Some of the biggest U.S. lenders, eager to bring in more borrowers and extend a yearslong expansion in consumer credit, are handing over the keys to their loan-approval process to personal-finance portal Credit Karma Inc.
Credit-card companies and providers of unsecured consumer loans, known as personal loans, have started to share their closely guarded underwriting models with Credit Karma as part of a new service announced Monday.
That gives the financial-technology company the ability to tell its users with near certainty which loans they will be approved for without having to apply formally. That potentially spares them from being denied and having their credit score dinged, Credit Karma Chief Executive Kenneth Lin said in an interview.
“We are qualifying our member base for loan products without ever having to give information to lenders,” Mr. Lin said.
Lenders’ willingness to share information they have kept secret for years shows their hunger for new sources of business. Although consumer debt, excluding mortgages, is nearly at $4 trillion, there are signs of a slowdown. The growth in credit-card balances is decelerating. Meanwhile, the number of new cards given out has plateaued at nearly 67 million in each of the past three years, according to estimates from Mercator Advisory Group.
With more than 80 million members across the U.S. and Canada, Credit Karma has relationships with many potential consumers that banks covet. It also has access to financial data about prospective customers that banks lack. For instance, a tax-preparation service Credit Karma launched two years ago has let the company see tax filers’ incomes.

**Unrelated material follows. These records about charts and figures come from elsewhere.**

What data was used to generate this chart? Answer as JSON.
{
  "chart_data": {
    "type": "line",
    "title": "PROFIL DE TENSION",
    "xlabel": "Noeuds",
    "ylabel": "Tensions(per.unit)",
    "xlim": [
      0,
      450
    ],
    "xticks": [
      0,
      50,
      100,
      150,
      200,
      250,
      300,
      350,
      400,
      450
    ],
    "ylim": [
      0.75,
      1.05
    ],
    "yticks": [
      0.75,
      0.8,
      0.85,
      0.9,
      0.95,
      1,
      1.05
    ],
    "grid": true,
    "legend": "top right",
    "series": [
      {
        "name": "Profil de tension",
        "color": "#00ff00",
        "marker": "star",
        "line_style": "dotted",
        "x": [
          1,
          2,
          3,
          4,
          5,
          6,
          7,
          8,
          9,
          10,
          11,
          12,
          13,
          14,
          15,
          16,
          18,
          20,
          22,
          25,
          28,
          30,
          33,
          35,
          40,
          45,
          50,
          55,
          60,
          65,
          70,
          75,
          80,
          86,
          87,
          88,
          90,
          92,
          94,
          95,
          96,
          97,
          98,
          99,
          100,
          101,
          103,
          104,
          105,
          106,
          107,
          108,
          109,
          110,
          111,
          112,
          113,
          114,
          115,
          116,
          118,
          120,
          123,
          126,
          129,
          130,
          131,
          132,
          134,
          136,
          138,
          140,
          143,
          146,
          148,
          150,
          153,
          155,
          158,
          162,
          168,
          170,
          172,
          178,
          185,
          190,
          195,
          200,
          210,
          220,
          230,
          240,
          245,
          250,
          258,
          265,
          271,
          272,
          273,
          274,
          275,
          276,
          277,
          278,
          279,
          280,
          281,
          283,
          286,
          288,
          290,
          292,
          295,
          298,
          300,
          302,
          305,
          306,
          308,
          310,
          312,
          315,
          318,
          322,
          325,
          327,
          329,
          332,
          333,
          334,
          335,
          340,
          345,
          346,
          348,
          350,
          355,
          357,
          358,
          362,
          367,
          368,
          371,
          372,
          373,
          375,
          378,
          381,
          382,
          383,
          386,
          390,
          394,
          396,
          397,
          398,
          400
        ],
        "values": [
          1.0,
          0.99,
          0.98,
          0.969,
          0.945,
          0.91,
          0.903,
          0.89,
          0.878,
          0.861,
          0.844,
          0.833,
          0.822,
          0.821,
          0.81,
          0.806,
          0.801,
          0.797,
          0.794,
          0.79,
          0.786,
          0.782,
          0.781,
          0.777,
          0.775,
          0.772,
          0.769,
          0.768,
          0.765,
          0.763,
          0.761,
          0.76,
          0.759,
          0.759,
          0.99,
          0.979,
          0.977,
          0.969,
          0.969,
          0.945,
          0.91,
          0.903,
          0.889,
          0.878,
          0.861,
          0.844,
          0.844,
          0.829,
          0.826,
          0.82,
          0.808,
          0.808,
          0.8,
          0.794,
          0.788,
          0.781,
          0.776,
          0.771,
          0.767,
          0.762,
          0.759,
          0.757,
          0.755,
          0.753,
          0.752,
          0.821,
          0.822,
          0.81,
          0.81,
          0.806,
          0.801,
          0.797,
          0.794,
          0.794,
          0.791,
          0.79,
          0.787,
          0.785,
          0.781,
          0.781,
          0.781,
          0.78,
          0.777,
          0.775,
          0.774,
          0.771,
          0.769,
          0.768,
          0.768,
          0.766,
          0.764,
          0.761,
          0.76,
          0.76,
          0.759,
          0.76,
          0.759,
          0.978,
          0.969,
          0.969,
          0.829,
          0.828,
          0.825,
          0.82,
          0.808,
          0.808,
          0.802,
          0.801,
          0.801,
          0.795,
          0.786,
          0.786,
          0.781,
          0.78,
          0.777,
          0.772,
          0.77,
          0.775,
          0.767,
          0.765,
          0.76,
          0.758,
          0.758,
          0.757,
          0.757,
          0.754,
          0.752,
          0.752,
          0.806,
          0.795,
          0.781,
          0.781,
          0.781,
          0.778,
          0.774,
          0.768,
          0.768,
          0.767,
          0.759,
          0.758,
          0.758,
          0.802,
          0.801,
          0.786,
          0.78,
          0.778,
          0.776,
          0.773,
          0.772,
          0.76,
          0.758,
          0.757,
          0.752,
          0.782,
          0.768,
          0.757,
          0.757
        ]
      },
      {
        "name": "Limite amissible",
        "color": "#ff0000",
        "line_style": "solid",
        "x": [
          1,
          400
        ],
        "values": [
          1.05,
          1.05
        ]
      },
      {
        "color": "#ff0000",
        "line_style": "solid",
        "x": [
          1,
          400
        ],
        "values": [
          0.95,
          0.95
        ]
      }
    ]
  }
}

Mr. Lin declined to identify the credit-card issuers participating in the new service but said it included two of the five largest. American Express Co. , Bank of America Corp. , Capital One Financial Corp. , Citigroup Inc. and JPMorgan Chase & Co. are the top five U.S. credit-card issuers, according to the Nilson Report, an industry publication. LendingClub Corp. and Upgrade Inc. are among the unsecured consumer lenders that have joined, Mr. Lin added.
Previously, Credit Karma recommended loans to its users based on a reverse-engineering of banks’ credit criteria. It charges lenders a fee if its users take out a loan it recommended.
Historically, lenders relied on mass mailings to find new customers, but that has become a less popular strategy in recent years. The number of mailed credit-card offers hit a five-year peak of 4.6 billion in 2016 and has fallen since, according to research firm Mintel Comperemedia.
By sharing their underwriting models, lenders increase the chances that the loan applications they receive will be approved. Still, in the past, some lenders have run into trouble by offering loans to unfamiliar borrowers that came to them through search engines or other external websites. Plus, Credit Karma says its users have an average credit score that is slightly lower than the national FICO average of 704 on a scale of 300 to 850.
Mr. Lin said that “virtually all our partners” said the Credit Karma users are better credit risks because they mainly come to the website to learn their credit score. “That in itself shows a higher level of responsibility than those who don’t look at their credit.”